Based on a photograph of the child taken a day after he was reportedly sent home, the student sported what appeared to be a faded, low-cut hairstyle that was said to be the alleged hair breach.

However, the principal said that was a post-haircut photo.

Grooming guidelines – especially about hair – have been a source of debate in Jamaican schools for decades, with contending views about the right of administrators to set rules in the face of opposition on the grounds of self-expression and pride.

That clash of ideologies came to a head in 2020 in a Supreme Court ruling that Kensington Primary School did not breach a couple’s child’s constitutional rights when it reportedly denied her access in 2018.

That matter is being appealed.

In the Dunrobin case, the child, according to Samuels, returned to school on Friday morning on his instructions and a letter left for the principal advising her that her action was in breach of the education ministry’s directive that students not be turned away over perceived hairstyle infringements.

According to Samuels, the principal had refused to accept the letter.

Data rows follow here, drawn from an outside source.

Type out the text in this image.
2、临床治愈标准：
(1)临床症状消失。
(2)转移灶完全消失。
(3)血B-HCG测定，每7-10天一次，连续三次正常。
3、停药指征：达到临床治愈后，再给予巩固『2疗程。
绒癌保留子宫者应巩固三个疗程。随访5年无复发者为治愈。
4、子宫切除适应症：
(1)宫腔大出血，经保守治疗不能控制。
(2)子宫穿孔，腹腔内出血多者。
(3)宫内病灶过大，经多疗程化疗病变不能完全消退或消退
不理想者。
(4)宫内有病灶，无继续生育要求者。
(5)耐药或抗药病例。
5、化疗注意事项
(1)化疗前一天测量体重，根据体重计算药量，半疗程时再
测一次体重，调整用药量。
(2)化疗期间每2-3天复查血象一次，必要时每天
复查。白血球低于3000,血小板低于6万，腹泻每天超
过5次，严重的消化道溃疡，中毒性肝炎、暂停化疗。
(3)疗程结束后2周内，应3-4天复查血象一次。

Grant-Henry, prior to issuing the child with the original letter, said she had phoned the mother nine days ago over the boy’s persistent lateness and also raised issues with his hair.

The principal said she spoke to the school population about the dress code on April 6 and summoned nine students, including girls wearing braids, to her office and asked them for their parents’ contacts.

The boy with the offending hairstyle was also sent to her office for sanctions, the principal said.

Grant-Henry said that the caution in the letters issued to all the students – that they would not return to school – was telegraphed for parental intervention.

“I am not a leader who leads by emotions. One of the things that I encourage all my middle managers to do – even budding leaders – is if you lead by emotions, you get into trouble. You have to lead based on logic, so a small faded hairstyle would not have caused such an issue,” she said.

Maureen Dwyer, acting permanent secretary in the education ministry, declined comment on Monday, saying she was just learning of the incident by way of the media.

However, the principal said she was contacted by an education officer and will be dispatching a report to the ministry.

Chairman of the Dunrobin Primary board, Barrington Hibbert, said an investigation has been launched into the incident.